2010 New Zealand budget
- Submitted by: Bill English
- Parliament: Parliament of New Zealand
- Party: National
- Total revenue: ▲$56.4 billion
- Total expenditures: ▲$64.8 billion
- Deficit: -$6.9 billion
- Debt: ▼$26.6 billion (Net) ▼14.1% (Net debt to GDP)

= 2010 New Zealand budget =

New Zealand budget 2010

The New Zealand budget for fiscal year 2010-2011 was presented to the New Zealand House of Representatives by Finance Minister Bill English on 20 May 2010.

This was the second budget Bill English has presented as Minister of Finance.

== Outline ==
=== Tax changes ===
The main feature of the 2010 Budget was a tax package that lowered income taxes, reduced the company tax rate to 28%, and raised GST to 15%. There were increases to Superannuation, Working for Families and Benefits to compensate for the GST increase.

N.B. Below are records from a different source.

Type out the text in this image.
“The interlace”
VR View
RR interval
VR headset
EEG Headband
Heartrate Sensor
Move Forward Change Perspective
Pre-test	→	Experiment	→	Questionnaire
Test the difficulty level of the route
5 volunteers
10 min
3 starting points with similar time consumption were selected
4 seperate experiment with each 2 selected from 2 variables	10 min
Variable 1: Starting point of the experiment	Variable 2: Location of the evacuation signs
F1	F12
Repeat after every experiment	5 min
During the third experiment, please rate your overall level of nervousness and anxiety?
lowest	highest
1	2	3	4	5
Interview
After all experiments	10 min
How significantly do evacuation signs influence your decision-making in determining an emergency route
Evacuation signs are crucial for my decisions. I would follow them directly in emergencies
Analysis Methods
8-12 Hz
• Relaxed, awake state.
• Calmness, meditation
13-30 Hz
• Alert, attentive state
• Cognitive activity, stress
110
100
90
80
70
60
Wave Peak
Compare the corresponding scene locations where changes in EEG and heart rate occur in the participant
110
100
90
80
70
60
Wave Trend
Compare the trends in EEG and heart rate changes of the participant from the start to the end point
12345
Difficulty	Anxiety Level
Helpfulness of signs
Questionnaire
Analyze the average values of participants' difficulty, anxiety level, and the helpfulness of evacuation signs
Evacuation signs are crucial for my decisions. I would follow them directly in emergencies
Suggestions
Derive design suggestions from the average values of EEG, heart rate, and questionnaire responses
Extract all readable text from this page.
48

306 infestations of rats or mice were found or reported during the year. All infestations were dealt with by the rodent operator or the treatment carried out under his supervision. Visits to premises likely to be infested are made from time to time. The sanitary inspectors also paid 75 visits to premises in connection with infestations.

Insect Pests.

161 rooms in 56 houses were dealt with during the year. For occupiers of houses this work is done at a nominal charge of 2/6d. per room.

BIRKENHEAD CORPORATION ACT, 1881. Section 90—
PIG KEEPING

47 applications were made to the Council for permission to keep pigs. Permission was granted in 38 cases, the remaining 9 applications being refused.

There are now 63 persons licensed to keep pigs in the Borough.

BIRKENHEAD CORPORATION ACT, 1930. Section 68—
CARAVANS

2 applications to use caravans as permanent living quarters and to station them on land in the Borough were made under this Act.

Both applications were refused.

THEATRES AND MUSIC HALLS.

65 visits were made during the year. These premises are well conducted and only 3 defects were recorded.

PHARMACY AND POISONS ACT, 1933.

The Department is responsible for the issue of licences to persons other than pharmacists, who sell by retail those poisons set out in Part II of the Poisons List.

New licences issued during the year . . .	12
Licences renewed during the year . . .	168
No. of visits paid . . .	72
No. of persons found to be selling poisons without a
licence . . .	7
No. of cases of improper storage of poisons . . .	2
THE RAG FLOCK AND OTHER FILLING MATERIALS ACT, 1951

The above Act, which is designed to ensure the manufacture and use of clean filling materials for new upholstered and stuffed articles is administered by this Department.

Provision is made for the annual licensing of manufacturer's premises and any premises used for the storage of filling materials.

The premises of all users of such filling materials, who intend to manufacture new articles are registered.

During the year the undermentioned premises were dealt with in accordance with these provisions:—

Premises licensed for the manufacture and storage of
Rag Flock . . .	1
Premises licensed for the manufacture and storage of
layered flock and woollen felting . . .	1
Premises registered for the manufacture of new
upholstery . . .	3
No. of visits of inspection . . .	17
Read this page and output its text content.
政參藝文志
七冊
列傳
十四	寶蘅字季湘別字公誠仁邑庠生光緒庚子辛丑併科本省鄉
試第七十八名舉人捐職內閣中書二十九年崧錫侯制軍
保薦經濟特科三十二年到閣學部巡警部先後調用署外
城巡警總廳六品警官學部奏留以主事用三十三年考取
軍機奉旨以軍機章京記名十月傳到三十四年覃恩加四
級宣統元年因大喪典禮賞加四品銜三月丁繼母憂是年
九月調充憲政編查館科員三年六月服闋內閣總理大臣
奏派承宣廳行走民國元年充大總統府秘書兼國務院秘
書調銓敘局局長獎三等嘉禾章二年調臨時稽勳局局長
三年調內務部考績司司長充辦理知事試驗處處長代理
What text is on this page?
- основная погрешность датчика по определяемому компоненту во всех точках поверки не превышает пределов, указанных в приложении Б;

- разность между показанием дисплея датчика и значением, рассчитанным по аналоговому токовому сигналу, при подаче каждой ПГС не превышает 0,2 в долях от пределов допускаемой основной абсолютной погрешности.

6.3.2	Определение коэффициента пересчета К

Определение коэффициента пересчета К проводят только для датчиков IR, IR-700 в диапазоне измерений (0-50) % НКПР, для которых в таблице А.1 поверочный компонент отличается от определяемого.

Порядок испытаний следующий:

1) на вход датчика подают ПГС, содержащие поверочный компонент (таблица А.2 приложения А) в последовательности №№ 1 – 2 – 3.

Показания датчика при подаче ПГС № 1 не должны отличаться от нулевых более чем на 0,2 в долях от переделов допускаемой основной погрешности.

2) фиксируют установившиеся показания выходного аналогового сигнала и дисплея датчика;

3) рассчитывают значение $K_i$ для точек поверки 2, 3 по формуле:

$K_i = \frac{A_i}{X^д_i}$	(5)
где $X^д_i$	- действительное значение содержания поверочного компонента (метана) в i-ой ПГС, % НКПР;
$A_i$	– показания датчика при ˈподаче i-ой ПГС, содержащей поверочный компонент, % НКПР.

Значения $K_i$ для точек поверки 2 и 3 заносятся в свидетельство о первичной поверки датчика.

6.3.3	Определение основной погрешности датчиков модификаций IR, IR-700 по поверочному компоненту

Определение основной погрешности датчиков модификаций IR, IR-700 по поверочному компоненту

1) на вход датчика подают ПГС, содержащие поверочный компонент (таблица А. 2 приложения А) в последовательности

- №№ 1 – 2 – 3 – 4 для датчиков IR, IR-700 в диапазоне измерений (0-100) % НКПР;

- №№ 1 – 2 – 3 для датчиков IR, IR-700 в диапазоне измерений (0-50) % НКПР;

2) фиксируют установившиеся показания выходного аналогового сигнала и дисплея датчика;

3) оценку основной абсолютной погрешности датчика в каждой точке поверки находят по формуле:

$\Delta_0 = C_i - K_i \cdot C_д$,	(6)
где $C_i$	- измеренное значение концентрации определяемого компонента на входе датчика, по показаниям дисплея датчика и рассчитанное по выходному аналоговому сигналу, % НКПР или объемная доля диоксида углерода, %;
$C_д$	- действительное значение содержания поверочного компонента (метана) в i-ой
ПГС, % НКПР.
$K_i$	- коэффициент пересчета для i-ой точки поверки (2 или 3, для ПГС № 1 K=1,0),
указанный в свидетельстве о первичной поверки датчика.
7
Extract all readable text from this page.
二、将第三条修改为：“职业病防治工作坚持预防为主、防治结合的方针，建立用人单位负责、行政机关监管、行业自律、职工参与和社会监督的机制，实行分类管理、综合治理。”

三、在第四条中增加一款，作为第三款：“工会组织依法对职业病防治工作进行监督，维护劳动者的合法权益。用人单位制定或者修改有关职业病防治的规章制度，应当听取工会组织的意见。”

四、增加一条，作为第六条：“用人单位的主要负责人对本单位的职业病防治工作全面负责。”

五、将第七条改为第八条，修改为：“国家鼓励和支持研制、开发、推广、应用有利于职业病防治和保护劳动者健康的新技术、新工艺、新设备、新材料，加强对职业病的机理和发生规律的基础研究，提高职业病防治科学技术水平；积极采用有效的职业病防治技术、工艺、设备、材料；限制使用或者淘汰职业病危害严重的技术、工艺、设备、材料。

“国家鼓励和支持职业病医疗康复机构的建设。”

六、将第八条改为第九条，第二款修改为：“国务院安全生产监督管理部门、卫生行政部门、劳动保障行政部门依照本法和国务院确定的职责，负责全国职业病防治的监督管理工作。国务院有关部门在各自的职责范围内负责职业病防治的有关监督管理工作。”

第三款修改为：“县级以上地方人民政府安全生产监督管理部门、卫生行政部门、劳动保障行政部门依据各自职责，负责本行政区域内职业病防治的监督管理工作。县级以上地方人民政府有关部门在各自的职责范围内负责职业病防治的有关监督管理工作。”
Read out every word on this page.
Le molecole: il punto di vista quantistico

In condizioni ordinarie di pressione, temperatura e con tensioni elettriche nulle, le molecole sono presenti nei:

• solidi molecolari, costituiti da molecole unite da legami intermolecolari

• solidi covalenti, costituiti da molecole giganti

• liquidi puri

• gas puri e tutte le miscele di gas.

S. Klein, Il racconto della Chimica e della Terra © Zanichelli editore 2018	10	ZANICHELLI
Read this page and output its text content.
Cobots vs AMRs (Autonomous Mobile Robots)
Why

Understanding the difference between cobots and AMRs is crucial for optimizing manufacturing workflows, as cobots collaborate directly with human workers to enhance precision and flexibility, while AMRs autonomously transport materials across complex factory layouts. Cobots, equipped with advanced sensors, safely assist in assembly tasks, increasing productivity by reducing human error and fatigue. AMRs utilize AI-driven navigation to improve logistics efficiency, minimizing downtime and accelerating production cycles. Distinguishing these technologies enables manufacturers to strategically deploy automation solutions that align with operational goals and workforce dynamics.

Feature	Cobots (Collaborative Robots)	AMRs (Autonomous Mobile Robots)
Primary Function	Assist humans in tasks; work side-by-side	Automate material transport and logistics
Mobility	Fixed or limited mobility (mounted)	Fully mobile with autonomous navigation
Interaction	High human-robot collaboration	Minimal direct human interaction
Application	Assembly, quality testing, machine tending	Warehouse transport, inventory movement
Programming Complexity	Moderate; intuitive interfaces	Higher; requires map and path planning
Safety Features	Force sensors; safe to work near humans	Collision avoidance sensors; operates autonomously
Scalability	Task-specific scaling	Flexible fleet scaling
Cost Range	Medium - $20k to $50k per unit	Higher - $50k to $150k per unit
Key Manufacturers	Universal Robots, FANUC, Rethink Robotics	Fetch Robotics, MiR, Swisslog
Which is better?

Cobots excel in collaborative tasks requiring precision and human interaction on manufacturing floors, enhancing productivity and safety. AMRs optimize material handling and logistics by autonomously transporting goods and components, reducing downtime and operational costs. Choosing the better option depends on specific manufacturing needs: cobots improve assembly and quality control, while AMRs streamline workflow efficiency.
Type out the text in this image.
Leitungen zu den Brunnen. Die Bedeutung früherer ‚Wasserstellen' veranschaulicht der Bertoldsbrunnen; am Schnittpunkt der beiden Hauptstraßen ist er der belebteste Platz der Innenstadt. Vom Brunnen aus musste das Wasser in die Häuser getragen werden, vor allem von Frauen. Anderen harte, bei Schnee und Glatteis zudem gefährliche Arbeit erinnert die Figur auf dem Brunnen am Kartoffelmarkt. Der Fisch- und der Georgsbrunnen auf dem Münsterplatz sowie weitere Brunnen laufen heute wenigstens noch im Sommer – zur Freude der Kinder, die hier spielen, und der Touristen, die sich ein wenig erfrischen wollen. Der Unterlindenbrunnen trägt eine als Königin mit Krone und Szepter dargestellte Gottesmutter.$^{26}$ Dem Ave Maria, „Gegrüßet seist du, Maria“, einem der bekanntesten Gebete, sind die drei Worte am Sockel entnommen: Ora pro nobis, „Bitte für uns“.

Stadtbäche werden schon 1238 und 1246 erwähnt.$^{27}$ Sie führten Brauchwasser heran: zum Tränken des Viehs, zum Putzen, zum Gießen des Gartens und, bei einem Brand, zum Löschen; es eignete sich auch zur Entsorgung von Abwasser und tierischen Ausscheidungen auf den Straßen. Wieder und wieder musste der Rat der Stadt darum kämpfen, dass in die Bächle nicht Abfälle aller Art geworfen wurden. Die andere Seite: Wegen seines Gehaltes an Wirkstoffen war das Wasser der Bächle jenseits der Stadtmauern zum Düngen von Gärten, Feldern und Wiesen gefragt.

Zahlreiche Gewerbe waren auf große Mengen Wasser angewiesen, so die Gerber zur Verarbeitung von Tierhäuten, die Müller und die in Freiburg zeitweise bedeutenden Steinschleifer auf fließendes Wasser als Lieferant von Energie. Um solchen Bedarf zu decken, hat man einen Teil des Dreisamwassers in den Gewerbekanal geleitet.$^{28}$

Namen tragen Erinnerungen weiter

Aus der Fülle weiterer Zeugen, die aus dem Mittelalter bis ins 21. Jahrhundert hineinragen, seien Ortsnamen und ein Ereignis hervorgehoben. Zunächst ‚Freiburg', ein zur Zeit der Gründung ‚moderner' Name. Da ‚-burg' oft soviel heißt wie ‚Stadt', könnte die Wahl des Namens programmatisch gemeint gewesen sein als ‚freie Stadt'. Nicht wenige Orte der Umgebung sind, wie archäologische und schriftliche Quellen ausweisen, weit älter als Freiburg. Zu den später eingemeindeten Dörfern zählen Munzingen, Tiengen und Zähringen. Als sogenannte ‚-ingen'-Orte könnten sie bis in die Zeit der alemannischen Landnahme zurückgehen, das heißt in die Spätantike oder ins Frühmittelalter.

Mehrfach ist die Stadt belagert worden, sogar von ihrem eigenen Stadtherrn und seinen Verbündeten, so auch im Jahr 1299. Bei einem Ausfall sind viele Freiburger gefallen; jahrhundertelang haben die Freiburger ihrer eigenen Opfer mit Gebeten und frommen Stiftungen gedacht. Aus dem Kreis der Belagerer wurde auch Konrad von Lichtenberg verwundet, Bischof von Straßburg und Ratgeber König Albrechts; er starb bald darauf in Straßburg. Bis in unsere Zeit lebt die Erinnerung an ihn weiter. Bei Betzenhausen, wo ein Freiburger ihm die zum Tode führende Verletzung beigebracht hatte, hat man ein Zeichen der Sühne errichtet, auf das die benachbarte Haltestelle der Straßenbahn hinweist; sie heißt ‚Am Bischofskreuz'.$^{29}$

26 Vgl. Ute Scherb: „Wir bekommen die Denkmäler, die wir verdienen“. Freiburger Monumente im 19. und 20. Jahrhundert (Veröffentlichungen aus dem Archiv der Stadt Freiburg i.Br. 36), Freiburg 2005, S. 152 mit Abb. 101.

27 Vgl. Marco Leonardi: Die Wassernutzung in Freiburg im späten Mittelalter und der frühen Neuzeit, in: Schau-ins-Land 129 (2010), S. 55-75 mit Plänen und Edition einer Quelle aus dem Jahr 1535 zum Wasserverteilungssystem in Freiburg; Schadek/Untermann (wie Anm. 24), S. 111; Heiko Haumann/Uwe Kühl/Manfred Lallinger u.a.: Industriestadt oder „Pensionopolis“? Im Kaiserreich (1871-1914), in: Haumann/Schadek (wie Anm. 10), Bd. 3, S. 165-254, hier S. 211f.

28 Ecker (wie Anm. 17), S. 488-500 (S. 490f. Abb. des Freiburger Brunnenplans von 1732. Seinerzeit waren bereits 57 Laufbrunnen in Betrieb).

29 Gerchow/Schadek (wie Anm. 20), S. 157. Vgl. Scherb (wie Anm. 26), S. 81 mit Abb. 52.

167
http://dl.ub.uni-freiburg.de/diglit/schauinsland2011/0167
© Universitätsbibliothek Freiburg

New income tax rates from 2010 are:

| Taxable income band | Old PAYE (1 April 2010 – 30 September 2010) | New PAYE (from 1 October 2010) |
|---|---|---|
| $0 – $14,000 | 12.5% | 10.5% |
| $14,001 – $48,000 | 21% | 17.5% |
| $48,0001 – $70,000 | 33% | 30% |
| $70,001+ | 38% | 33% |

Depreciation on buildings with a life exceeding 50 years was removed, resulting in an increase of tax paid on property, and Loss Attributing Qualifying Companies were abolished and replaced with Look-through company, subject to much tighter rules.

The 2010 Budget included new spending of $1.8 billion in health, education, research and broadband rollout.

The Budget forecast a return to fiscal surplus in 2016.